Mastery isn’t about living in a flow state forever. It’s about being willing to return to the fight, again and again, because we care too much to walk away.

Range > Balance

Emotional balance is a myth. No founder stays calm and steady all the time. We have no choice but to build emotional range — the ability to feel everything, think clearly, and still move forward through extremes.

Range means we (hopefully) can go deep, then come up for air. We can hold conviction and humility at the same time. We can honor emotion without letting it take the wheel.

Here are a few things I've leaned into to make the swings not only survivable, but productive:

  • Choose discipline over motivation: Don’t wait to feel ready. Build reliable routines and habits that make starting inevitable, even when we don’t want to.
  • Leave breadcrumbs for yourself: End every work session with a short note on what’s next. Tomorrow’s self will thank you, especially when in a fight state.
  • Name the fight out loud: When you’re feeling resistance, share it with a coach, an advisor, a peer group, or just yourself in writing. Naming the struggle drains the shame and reframes it as part of the process.
  • Protect flow time: Treat deep work blocks as sacred. No meetings, no Slack, no distractions. Just building. It's hard, but essential.

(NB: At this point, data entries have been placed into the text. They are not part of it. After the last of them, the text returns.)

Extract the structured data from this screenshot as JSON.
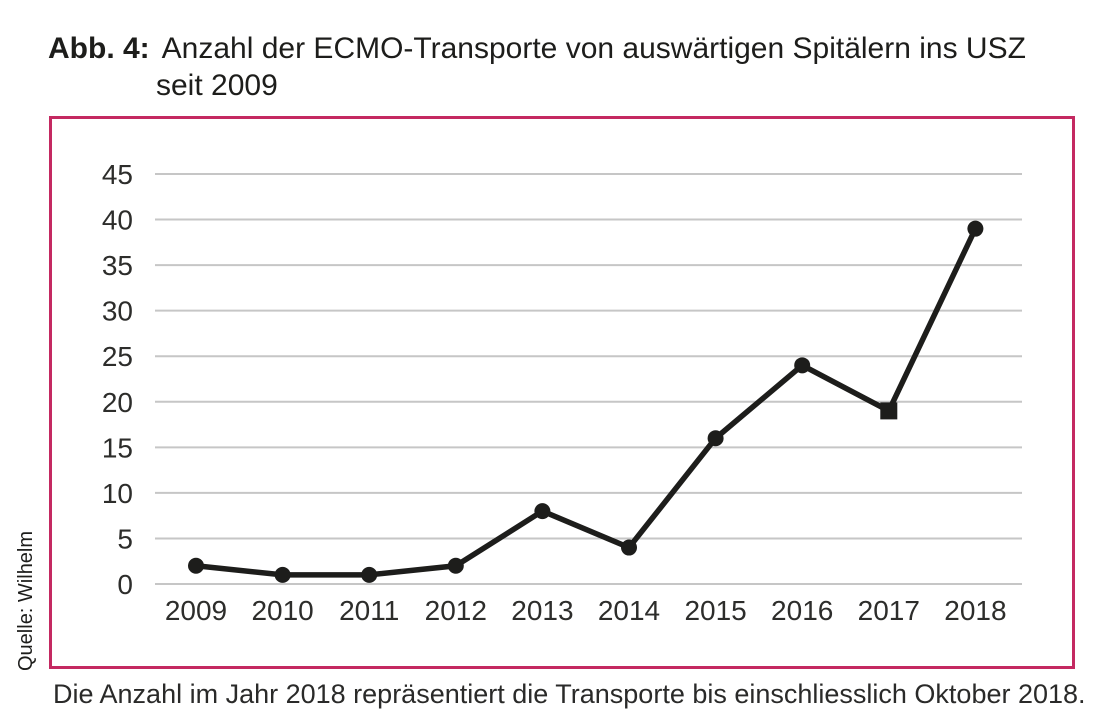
{
  "page": {
    "background": "#ffffff"
  },
  "figure": {
    "label": "Abb. 4:",
    "title_line1": "Anzahl der ECMO-Transporte von auswärtigen Spitälern ins USZ",
    "title_line2": "seit 2009",
    "source": "Quelle: Wilhelm",
    "caption": "Die Anzahl im Jahr 2018 repräsentiert die Transporte bis einschliesslich Oktober 2018."
  },
  "colors": {
    "frame_border": "#c42961",
    "series_line": "#1d1d1b",
    "gridline": "#c6c6c6",
    "tick_text": "#2d2d2b",
    "text": "#1d1d1b"
  },
  "chart_data": {
    "type": "line",
    "title": "Anzahl der ECMO-Transporte von auswärtigen Spitälern ins USZ seit 2009",
    "x": [
      "2009",
      "2010",
      "2011",
      "2012",
      "2013",
      "2014",
      "2015",
      "2016",
      "2017",
      "2018"
    ],
    "values": [
      2,
      1,
      1,
      2,
      8,
      4,
      16,
      24,
      19,
      39
    ],
    "markers": [
      "circle",
      "circle",
      "circle",
      "circle",
      "circle",
      "circle",
      "circle",
      "circle",
      "square",
      "circle"
    ],
    "ylim": [
      0,
      45
    ],
    "ytick_step": 5,
    "yticks": [
      0,
      5,
      10,
      15,
      20,
      25,
      30,
      35,
      40,
      45
    ],
    "grid": true,
    "legend": "none",
    "xlabel": "",
    "ylabel": ""
  }
}
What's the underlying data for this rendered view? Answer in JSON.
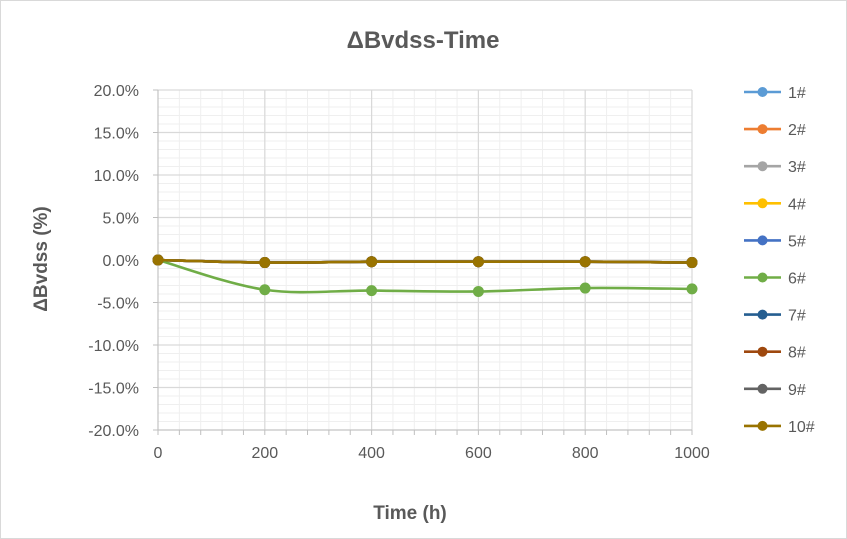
{
  "chart_data": {
    "type": "line",
    "title": "ΔBvdss-Time",
    "xlabel": "Time (h)",
    "ylabel": "ΔBvdss (%)",
    "x": [
      0,
      200,
      400,
      600,
      800,
      1000
    ],
    "xlim": [
      0,
      1000
    ],
    "xticks": [
      "0",
      "200",
      "400",
      "600",
      "800",
      "1000"
    ],
    "ylim": [
      -20,
      20
    ],
    "yticks": [
      "20.0%",
      "15.0%",
      "10.0%",
      "5.0%",
      "0.0%",
      "-5.0%",
      "-10.0%",
      "-15.0%",
      "-20.0%"
    ],
    "ytick_values": [
      20,
      15,
      10,
      5,
      0,
      -5,
      -10,
      -15,
      -20
    ],
    "grid": true,
    "smooth": true,
    "legend_position": "right",
    "series": [
      {
        "name": "1#",
        "color": "#5b9bd5",
        "values": [
          0,
          -0.3,
          -0.2,
          -0.2,
          -0.2,
          -0.3
        ]
      },
      {
        "name": "2#",
        "color": "#ed7d31",
        "values": [
          0,
          -0.3,
          -0.2,
          -0.2,
          -0.2,
          -0.3
        ]
      },
      {
        "name": "3#",
        "color": "#a5a5a5",
        "values": [
          0,
          -0.3,
          -0.2,
          -0.2,
          -0.2,
          -0.3
        ]
      },
      {
        "name": "4#",
        "color": "#ffc000",
        "values": [
          0,
          -0.3,
          -0.2,
          -0.2,
          -0.2,
          -0.3
        ]
      },
      {
        "name": "5#",
        "color": "#4472c4",
        "values": [
          0,
          -0.3,
          -0.2,
          -0.2,
          -0.2,
          -0.3
        ]
      },
      {
        "name": "6#",
        "color": "#70ad47",
        "values": [
          0,
          -3.5,
          -3.6,
          -3.7,
          -3.3,
          -3.4
        ]
      },
      {
        "name": "7#",
        "color": "#255e91",
        "values": [
          0,
          -0.3,
          -0.2,
          -0.2,
          -0.2,
          -0.3
        ]
      },
      {
        "name": "8#",
        "color": "#9e480e",
        "values": [
          0,
          -0.3,
          -0.2,
          -0.2,
          -0.2,
          -0.3
        ]
      },
      {
        "name": "9#",
        "color": "#636363",
        "values": [
          0,
          -0.3,
          -0.2,
          -0.2,
          -0.2,
          -0.3
        ]
      },
      {
        "name": "10#",
        "color": "#997300",
        "values": [
          0,
          -0.3,
          -0.2,
          -0.2,
          -0.2,
          -0.3
        ]
      }
    ]
  }
}
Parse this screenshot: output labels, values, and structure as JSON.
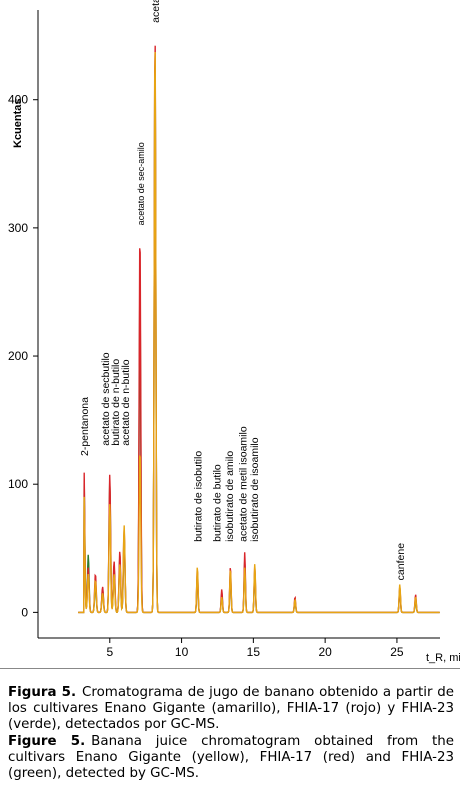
{
  "chart_data": {
    "type": "line",
    "ylabel": "Kcuentas",
    "xlabel": "t_R, min",
    "xlim": [
      0,
      28
    ],
    "ylim": [
      -20,
      470
    ],
    "x_ticks": [
      5,
      10,
      15,
      20,
      25
    ],
    "y_ticks": [
      0,
      100,
      200,
      300,
      400
    ],
    "grid": false,
    "legend": "none",
    "series": [
      {
        "color": "#e7a514",
        "baseline": 0,
        "peaks": [
          [
            3.2,
            95
          ],
          [
            3.5,
            30
          ],
          [
            4.0,
            25
          ],
          [
            4.5,
            15
          ],
          [
            5.0,
            85
          ],
          [
            5.3,
            30
          ],
          [
            5.7,
            38
          ],
          [
            6.0,
            68
          ],
          [
            7.1,
            128
          ],
          [
            8.15,
            450
          ],
          [
            11.1,
            36
          ],
          [
            12.8,
            12
          ],
          [
            13.4,
            34
          ],
          [
            14.4,
            35
          ],
          [
            15.1,
            38
          ],
          [
            17.9,
            10
          ],
          [
            25.2,
            22
          ],
          [
            26.3,
            12
          ]
        ]
      },
      {
        "color": "#d9262b",
        "baseline": 0,
        "peaks": [
          [
            3.2,
            115
          ],
          [
            3.5,
            35
          ],
          [
            4.0,
            30
          ],
          [
            4.5,
            20
          ],
          [
            5.0,
            108
          ],
          [
            5.3,
            40
          ],
          [
            5.7,
            48
          ],
          [
            6.0,
            65
          ],
          [
            7.1,
            297
          ],
          [
            8.15,
            455
          ],
          [
            11.1,
            34
          ],
          [
            12.8,
            18
          ],
          [
            13.4,
            36
          ],
          [
            14.4,
            47
          ],
          [
            15.1,
            36
          ],
          [
            17.9,
            12
          ],
          [
            25.2,
            20
          ],
          [
            26.3,
            14
          ]
        ]
      },
      {
        "color": "#2e7d32",
        "baseline": 0,
        "peaks": [
          [
            3.2,
            110
          ],
          [
            3.5,
            45
          ],
          [
            4.0,
            22
          ],
          [
            4.5,
            18
          ],
          [
            5.0,
            102
          ],
          [
            5.3,
            35
          ],
          [
            5.7,
            42
          ],
          [
            6.0,
            60
          ],
          [
            7.1,
            250
          ],
          [
            8.15,
            440
          ],
          [
            11.1,
            30
          ],
          [
            12.8,
            15
          ],
          [
            13.4,
            30
          ],
          [
            14.4,
            40
          ],
          [
            15.1,
            32
          ],
          [
            17.9,
            9
          ],
          [
            25.2,
            18
          ],
          [
            26.3,
            10
          ]
        ]
      }
    ],
    "annotations": [
      {
        "text": "2-pentanona",
        "x": 3.2,
        "y": 122
      },
      {
        "text": "acetato de secbutilo",
        "x": 4.65,
        "y": 130
      },
      {
        "text": "butirato de n-butilo",
        "x": 5.35,
        "y": 130
      },
      {
        "text": "acetato de n-butilo",
        "x": 6.05,
        "y": 130
      },
      {
        "text": "acetato de sec-amilo",
        "x": 7.1,
        "y": 302
      },
      {
        "text": "acetato de isoamilo",
        "x": 8.15,
        "y": 460
      },
      {
        "text": "butirato de isobutilo",
        "x": 11.1,
        "y": 55
      },
      {
        "text": "butirato de butilo",
        "x": 12.45,
        "y": 55
      },
      {
        "text": "isobutirato de amilo",
        "x": 13.3,
        "y": 55
      },
      {
        "text": "acetato de metil isoamilo",
        "x": 14.25,
        "y": 55
      },
      {
        "text": "isobutirato de isoamilo",
        "x": 15.05,
        "y": 55
      },
      {
        "text": "canfene",
        "x": 25.2,
        "y": 25
      }
    ]
  },
  "captions": {
    "es_label": "Figura 5.",
    "es_text": "Cromatograma de jugo de banano obtenido a partir de los cultivares Enano Gigante (amarillo), FHIA-17 (rojo) y FHIA-23 (verde), detectados por GC-MS.",
    "en_label": "Figure 5.",
    "en_text": "Banana juice chromatogram obtained from the cultivars Enano Gigante (yellow), FHIA-17 (red) and FHIA-23 (green), detected by GC-MS."
  }
}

I’ll be honest, obsession doesn’t always feel good. There have been seasons when I couldn’t stop thinking about a system, an idea, or a problem long after everyone else had moved on. When I felt more alive building than celebrating. When the low moments felt too frequent and the high moments too rare.

But eventually I realized the inevitable highs, lows, and in-betweens were all a part of the process. And if I didn’t learn how to live with the emotional swing that comes with obsession, I’d either burn out or fade out.

This is also why we built Ninety the way we did — to give founders and teams practical, humane tools that make the rhythm of building more sustainable. Not to eliminate the fight, but to help you organize it, track it, and stay grounded in the Work that matters most.

Because balance isn’t the answer — range is. And it’s what makes long-term building possible.

Mastery Lives In the Flow and the Fight

You don’t need to feel good every day to be a decent founder. You don’t need to live in a flow state to make real progress. You don’t need perfect clarity to do meaningful Work.

You just need to keep showing up. To feel the fight and keep building.

Because flow is the reward. Fight is the path. And mastery is learning to move between them without losing yourself or your company.

Founders who build with obsession don’t avoid the emotional swings. They learn to navigate them, even embrace them, as part of the process. Not as a flaw to fix, but as a sign they’re doing it right.

In the next part of the series, we’ll explore how obsession manifests across the Stages of Development — and what it takes to harness that intensity in each stage without breaking yourself or your team.

Until then, remember you don’t have to be balanced to create something great. But you do need range. And range is built one cycle at a time.